Teraz moje starsze dywagacje młodziencze (taka luźna dygresja): :)
Skoro Świat w skali mikro jest podobny do skali makro - nasze połączenia neuronów, synapsy itp. są podobne to układów planetarnych czy galaktyk, załóżmy że my jesteśmy jakoś rozmiarowo pomiędzy tym wszystkim, w nas żyją bakterie bo są na tyle małe - to może my ludzie tak naprawdę także jesteśmy rodzajem bakterii w innym organizmie superwiększym od nas, mieszkamy w galaktyce, która może jest jego neuronem a cały znany nam wszechświat to zbiór jego neuronów, grawitacja to połączenia nerwowe itp.? Może nasz wszechświat to mózg jakiegoś superwielkiego organizmu, my jesteśmy bakteriami, a inne wszechświaty to nic innego jak mózgi innych superwielkich osobników? Żyją oni na superwielkiej planecie, w superwielkiej galaktyce i tak dalej… A może my ludzie jesteśmy nowotworem mózgu superwielkiego oraganizmu? :)
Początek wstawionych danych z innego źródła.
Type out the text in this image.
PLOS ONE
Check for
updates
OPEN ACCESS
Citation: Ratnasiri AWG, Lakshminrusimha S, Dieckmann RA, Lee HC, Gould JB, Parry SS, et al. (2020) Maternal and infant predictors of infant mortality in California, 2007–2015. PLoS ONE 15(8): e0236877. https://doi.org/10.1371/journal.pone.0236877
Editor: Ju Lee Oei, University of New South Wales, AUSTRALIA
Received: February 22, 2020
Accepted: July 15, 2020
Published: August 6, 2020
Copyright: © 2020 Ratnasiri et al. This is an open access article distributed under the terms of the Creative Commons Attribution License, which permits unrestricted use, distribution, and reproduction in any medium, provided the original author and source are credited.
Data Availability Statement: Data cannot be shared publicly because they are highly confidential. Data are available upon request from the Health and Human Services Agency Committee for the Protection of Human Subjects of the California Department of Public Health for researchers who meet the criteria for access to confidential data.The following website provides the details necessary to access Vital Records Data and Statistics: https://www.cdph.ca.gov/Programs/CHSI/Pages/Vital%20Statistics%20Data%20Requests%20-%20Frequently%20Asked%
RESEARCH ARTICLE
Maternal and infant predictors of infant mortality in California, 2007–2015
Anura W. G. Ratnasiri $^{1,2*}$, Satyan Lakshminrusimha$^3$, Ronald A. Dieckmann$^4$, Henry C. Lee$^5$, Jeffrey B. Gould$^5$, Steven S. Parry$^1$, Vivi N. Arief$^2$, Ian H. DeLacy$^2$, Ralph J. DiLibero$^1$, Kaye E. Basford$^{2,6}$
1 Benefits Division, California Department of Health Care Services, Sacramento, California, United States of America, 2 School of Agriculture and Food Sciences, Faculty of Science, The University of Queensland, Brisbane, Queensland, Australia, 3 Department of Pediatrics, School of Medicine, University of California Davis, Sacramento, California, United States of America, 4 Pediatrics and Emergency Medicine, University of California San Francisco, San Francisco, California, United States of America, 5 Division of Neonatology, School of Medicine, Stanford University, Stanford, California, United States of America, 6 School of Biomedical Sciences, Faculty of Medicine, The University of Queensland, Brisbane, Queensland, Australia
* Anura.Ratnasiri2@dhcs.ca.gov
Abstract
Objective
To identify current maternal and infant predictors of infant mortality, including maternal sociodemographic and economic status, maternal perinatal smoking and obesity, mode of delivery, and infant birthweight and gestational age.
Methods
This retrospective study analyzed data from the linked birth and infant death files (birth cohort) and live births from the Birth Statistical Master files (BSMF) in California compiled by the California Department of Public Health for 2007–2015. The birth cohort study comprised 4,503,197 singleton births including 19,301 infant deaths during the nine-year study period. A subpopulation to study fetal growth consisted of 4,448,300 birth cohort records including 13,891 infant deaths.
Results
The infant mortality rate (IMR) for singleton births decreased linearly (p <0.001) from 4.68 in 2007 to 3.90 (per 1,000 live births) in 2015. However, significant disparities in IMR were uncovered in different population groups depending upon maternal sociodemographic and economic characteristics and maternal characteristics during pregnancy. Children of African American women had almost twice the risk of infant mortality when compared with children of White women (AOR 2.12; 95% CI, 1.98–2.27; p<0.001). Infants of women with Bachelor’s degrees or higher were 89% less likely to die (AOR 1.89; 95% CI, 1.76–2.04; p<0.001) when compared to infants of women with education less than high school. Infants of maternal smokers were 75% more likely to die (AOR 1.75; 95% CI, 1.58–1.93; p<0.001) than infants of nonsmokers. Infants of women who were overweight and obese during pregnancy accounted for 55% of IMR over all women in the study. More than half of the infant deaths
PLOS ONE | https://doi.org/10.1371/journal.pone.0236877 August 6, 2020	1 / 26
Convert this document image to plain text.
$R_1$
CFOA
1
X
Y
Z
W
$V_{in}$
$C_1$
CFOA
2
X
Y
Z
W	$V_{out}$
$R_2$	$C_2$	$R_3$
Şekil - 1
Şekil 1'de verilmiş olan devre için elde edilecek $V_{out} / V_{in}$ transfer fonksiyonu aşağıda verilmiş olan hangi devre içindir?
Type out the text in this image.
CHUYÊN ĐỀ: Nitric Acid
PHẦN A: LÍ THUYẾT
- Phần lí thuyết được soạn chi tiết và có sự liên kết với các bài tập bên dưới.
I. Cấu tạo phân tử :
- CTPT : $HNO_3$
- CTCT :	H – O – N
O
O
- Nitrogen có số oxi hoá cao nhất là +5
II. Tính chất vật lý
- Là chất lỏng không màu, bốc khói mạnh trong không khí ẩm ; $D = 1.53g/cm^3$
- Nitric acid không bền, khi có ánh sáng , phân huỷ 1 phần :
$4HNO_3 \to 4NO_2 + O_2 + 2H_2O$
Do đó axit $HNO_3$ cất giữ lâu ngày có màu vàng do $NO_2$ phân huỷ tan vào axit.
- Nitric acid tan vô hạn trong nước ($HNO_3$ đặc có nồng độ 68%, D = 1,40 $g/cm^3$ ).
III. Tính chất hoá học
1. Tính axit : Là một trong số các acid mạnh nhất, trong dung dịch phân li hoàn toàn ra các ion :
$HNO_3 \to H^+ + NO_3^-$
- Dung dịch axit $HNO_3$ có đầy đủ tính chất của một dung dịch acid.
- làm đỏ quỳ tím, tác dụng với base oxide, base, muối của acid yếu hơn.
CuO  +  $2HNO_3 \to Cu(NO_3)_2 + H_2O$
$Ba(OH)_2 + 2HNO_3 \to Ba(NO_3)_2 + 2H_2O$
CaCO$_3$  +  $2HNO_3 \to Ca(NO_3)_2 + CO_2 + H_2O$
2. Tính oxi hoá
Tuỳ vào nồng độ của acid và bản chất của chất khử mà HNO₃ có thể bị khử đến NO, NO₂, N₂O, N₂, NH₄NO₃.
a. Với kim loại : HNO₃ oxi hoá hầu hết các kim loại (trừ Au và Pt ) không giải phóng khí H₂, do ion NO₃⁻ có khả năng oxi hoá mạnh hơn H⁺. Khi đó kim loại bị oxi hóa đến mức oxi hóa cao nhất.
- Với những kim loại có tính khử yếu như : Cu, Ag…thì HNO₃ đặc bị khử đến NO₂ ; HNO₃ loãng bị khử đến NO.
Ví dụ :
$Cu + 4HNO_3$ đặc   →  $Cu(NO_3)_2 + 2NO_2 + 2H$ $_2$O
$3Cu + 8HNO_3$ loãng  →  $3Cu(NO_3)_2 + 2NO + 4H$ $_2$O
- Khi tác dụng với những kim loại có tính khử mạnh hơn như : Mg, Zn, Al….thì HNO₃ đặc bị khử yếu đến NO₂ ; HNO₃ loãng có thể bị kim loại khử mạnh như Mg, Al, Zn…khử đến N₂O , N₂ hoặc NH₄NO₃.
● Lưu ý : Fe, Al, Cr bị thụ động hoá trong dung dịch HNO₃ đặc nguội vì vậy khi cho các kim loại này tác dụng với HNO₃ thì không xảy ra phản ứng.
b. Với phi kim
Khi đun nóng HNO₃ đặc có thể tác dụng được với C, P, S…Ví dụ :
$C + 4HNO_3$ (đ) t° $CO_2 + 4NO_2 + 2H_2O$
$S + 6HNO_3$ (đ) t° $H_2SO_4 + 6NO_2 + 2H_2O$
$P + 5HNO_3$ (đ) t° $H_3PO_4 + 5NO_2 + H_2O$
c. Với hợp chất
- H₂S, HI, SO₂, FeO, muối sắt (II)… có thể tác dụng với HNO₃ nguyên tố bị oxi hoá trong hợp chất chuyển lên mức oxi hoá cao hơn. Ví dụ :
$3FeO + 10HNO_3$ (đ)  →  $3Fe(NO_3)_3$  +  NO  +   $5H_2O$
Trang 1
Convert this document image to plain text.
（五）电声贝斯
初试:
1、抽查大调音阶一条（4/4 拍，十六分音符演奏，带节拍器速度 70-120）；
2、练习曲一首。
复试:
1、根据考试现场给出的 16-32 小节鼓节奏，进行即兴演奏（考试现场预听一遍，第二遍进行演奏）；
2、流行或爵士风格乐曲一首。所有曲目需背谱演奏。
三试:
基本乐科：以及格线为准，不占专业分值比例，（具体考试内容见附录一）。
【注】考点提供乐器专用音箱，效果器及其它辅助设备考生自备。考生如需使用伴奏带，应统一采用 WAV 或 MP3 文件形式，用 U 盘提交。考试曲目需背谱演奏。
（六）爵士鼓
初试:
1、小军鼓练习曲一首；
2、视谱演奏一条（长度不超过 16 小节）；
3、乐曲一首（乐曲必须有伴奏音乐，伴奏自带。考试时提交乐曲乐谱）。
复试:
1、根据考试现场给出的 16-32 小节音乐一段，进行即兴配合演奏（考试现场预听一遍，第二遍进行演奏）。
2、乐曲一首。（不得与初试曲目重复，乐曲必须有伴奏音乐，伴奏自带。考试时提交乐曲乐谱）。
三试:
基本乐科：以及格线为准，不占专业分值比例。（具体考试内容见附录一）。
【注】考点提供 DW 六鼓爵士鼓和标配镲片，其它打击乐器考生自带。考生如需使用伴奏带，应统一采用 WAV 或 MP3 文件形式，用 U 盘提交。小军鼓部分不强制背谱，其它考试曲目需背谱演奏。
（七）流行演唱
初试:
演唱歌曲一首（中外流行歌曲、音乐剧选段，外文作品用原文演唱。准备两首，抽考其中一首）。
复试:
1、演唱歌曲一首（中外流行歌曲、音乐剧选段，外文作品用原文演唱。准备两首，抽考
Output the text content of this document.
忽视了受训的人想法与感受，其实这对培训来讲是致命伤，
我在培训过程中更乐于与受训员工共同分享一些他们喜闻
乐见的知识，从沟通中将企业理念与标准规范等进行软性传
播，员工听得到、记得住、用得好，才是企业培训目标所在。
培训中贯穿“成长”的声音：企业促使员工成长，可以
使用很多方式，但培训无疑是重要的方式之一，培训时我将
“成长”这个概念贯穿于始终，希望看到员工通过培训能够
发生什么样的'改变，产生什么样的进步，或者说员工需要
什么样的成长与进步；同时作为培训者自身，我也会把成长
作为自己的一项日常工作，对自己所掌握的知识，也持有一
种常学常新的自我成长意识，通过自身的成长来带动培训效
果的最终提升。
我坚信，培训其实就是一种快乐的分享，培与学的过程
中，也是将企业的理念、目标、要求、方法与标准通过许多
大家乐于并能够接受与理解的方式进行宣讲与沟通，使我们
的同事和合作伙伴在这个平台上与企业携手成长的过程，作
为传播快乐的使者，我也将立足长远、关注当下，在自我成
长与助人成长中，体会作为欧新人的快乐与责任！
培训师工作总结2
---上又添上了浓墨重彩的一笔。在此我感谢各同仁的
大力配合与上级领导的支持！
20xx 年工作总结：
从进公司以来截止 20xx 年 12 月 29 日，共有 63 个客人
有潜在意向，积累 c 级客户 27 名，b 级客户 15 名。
Zaznaczam iż nie mam dużej wiedzy w zakresie fizyki (właściwie to żadnej) moja wiedza opiera się tylko na programach i czasopismach popularnonaukowych i z góry zakładam iż moja wiedza o faktach czy zjawiskach może być błędna. Jeśli tak proszę o sprostowania, odpowiedzi na pytania lub gdzie mogę je znaleźć.